Her office became a ‘sanctuary lab’ for testing candles, textures, color combinations and layouts to see how they’d affect the energy of a space. She launched a blog to share her findings and reflections and eventually rebranded her brand to Finding Sanctuary by Lisa Kahn Designs in 2022. Over the years, and with support from her COO and husband, Philip Allen, Lisa’s ideas crystallized into a tangible framework.
She taps into color theory (how hues affect mood), environmental psychology (the impact of our surroundings), neuroaesthetics (how our brains respond to art and beauty), and biophilia (humans’ tendency to seek nature) to fill spaces with science-backed mood enhancers, as well as principles from her spiritually driven, integrated studies. Her projects display a trademark use of serene blue hues, decorative foliage, imagery of birds and butterflies, and symmetrical shapes, which are said to be easier to process and soothing.
She thinks of sanctuaries as toolboxes full of restorative elements. “My job is to identify the things that are symbolic of comfort and well-being for you and then to weave these things into an environment that is deeply, soulfully resonant,” she says.
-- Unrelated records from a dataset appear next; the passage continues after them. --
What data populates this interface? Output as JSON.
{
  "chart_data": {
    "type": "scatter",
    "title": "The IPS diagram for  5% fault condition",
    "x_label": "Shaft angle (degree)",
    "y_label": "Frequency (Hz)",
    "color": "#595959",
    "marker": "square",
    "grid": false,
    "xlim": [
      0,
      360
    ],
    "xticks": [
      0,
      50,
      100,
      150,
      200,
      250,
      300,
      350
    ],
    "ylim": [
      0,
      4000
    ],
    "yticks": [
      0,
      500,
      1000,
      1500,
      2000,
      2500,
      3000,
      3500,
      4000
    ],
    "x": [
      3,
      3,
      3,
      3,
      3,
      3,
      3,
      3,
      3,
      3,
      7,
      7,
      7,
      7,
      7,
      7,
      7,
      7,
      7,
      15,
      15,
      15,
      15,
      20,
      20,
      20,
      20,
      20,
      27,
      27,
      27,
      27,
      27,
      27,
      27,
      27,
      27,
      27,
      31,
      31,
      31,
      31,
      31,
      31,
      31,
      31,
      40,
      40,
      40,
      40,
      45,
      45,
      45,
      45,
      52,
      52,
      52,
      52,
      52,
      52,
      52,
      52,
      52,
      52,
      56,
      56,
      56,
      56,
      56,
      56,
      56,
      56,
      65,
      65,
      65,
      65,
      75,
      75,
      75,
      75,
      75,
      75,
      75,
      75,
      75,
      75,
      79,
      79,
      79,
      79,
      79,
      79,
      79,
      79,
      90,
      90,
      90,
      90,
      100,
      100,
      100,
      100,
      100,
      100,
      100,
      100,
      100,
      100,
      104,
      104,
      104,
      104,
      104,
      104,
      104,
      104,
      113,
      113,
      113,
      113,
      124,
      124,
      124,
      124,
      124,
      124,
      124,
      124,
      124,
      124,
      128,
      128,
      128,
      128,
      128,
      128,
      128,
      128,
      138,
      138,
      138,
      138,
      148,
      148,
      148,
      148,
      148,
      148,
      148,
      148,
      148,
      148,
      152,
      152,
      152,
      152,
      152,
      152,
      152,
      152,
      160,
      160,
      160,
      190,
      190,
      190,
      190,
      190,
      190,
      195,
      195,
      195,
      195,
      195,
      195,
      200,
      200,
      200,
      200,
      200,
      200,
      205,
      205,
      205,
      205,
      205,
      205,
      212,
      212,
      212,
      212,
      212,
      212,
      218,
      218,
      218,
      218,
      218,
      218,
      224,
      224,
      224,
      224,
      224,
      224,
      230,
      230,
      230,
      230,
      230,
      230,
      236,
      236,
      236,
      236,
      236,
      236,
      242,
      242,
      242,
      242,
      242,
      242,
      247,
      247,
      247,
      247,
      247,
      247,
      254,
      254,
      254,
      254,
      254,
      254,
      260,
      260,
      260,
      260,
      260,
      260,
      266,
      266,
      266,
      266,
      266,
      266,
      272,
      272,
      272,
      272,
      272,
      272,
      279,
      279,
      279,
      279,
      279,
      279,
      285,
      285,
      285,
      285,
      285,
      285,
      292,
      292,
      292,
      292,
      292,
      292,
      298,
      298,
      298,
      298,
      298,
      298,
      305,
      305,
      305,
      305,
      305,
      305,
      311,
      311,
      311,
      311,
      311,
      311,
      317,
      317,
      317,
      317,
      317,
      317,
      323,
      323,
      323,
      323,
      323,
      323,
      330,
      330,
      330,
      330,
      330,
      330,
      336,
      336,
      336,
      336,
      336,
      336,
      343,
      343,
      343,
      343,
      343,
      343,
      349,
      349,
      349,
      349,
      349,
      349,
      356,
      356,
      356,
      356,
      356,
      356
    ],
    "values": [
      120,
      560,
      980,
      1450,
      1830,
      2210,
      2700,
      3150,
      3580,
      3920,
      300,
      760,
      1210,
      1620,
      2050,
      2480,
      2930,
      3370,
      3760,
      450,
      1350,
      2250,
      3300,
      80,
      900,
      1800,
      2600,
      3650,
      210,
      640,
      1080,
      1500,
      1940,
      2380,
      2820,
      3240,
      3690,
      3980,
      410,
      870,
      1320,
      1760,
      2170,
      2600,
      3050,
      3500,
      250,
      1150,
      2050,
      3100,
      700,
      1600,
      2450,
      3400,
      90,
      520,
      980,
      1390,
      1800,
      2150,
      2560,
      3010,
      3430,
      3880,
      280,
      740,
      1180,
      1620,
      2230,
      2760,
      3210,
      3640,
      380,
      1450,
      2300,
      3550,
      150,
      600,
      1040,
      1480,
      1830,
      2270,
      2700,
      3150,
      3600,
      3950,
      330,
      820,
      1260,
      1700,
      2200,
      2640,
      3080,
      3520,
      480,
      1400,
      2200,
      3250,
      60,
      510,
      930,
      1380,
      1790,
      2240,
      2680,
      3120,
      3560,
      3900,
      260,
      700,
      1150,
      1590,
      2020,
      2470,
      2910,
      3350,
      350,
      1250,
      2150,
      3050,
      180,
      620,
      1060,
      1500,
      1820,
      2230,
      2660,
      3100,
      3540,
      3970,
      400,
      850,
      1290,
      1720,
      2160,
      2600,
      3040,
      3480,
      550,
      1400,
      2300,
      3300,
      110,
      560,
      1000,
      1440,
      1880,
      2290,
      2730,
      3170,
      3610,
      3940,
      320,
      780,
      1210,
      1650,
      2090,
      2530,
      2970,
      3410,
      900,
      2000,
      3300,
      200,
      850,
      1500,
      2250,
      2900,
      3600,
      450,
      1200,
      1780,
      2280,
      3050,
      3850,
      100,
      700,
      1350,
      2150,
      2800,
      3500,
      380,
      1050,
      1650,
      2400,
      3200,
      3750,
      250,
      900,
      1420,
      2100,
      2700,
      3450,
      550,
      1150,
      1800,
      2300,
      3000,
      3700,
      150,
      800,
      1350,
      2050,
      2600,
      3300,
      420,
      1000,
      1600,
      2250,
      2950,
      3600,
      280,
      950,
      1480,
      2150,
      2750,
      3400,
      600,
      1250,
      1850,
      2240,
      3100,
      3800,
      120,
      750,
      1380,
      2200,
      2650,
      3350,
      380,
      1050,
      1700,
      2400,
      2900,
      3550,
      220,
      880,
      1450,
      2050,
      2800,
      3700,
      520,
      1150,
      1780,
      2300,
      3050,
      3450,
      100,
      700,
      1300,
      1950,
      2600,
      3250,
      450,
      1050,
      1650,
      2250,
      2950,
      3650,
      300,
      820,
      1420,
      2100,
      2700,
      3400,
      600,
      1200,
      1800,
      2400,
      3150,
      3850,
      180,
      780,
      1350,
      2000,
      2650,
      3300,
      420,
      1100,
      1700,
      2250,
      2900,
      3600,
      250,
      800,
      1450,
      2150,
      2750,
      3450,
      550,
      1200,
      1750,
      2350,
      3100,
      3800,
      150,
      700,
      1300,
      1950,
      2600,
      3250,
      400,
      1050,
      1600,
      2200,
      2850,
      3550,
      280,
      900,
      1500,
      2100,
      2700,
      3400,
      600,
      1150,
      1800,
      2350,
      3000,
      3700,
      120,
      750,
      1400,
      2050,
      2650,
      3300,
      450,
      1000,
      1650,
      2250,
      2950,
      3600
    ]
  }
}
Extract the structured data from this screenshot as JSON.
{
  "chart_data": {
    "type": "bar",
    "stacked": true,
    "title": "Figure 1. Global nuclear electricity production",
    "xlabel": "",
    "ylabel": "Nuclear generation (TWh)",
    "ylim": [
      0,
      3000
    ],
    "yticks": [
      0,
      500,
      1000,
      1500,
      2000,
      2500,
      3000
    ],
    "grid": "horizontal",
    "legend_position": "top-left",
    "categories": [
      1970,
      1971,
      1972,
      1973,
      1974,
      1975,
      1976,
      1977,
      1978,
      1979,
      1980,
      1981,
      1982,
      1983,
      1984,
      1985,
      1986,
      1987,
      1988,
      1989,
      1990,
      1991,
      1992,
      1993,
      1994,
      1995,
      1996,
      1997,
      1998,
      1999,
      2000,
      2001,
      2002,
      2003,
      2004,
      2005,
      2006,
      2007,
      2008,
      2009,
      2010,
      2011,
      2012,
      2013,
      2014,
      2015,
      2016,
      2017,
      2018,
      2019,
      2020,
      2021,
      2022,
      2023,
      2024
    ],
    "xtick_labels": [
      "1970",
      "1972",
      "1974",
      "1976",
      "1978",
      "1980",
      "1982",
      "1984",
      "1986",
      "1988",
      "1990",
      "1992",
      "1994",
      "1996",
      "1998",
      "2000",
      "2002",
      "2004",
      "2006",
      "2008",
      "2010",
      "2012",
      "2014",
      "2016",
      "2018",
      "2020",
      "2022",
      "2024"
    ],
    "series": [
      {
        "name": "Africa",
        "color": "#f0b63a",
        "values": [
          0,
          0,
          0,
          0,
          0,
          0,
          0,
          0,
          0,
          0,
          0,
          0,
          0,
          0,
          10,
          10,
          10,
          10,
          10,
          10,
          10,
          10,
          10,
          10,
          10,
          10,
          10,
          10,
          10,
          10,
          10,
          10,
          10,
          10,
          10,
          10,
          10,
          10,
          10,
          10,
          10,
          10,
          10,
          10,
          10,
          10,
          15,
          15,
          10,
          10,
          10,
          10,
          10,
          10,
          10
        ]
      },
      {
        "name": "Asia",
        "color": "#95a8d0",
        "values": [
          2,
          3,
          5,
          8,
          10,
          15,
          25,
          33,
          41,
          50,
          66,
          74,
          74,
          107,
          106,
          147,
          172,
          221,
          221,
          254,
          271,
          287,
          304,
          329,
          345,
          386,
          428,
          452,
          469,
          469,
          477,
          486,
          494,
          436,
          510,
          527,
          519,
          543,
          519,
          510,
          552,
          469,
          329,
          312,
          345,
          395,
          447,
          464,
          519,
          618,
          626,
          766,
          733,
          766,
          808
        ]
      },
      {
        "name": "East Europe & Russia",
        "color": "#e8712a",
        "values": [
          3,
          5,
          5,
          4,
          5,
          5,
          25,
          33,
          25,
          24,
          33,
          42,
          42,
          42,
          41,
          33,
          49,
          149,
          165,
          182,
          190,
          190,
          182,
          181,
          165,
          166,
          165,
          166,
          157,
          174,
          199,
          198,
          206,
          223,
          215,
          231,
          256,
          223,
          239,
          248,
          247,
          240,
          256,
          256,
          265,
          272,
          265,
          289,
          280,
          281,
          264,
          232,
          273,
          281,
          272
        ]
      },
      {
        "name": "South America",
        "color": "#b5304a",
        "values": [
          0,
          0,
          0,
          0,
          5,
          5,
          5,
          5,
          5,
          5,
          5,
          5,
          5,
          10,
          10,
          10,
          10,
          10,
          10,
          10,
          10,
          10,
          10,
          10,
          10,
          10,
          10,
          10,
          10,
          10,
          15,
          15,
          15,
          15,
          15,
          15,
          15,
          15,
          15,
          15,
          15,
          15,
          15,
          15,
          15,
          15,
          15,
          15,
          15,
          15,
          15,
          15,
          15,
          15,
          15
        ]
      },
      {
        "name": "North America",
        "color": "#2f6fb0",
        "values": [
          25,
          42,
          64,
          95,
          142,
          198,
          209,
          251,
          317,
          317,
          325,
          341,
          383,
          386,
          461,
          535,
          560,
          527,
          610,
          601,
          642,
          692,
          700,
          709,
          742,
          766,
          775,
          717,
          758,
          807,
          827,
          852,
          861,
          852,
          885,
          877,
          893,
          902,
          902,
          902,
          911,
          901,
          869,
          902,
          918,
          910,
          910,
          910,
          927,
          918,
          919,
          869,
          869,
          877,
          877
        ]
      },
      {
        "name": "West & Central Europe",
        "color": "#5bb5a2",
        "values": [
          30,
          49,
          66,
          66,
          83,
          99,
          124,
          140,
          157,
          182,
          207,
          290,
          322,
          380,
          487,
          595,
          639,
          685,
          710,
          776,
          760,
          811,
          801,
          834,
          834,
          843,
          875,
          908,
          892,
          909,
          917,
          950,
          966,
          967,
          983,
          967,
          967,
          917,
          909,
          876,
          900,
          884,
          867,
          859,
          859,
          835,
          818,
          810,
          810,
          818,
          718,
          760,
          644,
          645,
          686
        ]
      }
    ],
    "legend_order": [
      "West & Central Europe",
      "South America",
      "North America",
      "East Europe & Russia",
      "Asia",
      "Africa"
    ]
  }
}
While Chloe’s sanctuary called for soft pillows to “punch when she’s angry and sit on when she’s happy,” Lisa needed writing tools, crystals and favorite books to turn to for an uplifting passage. For one client with a space-loving son on the autism spectrum, Lisa designed a room with a mosaic of planets on a wall, constellation wallpaper and solar system fixtures.
The designer continuously explores the meaning of sanctuary through her work with nonprofits. In 2017, she revamped the Children’s Outpatient Services’ waiting room at DLC. Working with artist Clayton Brown, she installed a giant papier-mâché tree—a grounding moment for patients at the nonprofit that provided solace and direction for the Kahn-Allen family years before. Lisa wanted to pay it forward and amplify the group’s impact. “If this [transformative care] is happening in this environment, imagine what could happen if we put the tenets of sanctuary here,” she recalls thinking.
She’s gone on to work with The Shelter for Abused Women & Children, where Lisa transformed a fluorescent-lit intake room into a refuge with gentle lighting, soft furnishings and art to warm up the windowless room. “We added a little toy box off to the side so the kids could be occupied while their moms were sharing their stories,” she says. Now, the design maven is working with Gulfshore Playhouse, helping bring the outdoors in via an oak statement wall, terrazzo flooring and wallpaper with golden bursts resembling the sun; and she plans to help STARability Foundation with their new campus for adults with disabilities. Through each project, Lisa is intent on sharing the wisdom. “If I hadn’t experienced it myself, seen such profound shift with my family, my kid, my clients, I might say it’s kind of woo,” she says. “But it isn’t; it’s concrete—something I can hang my hat on and know it’ll help.”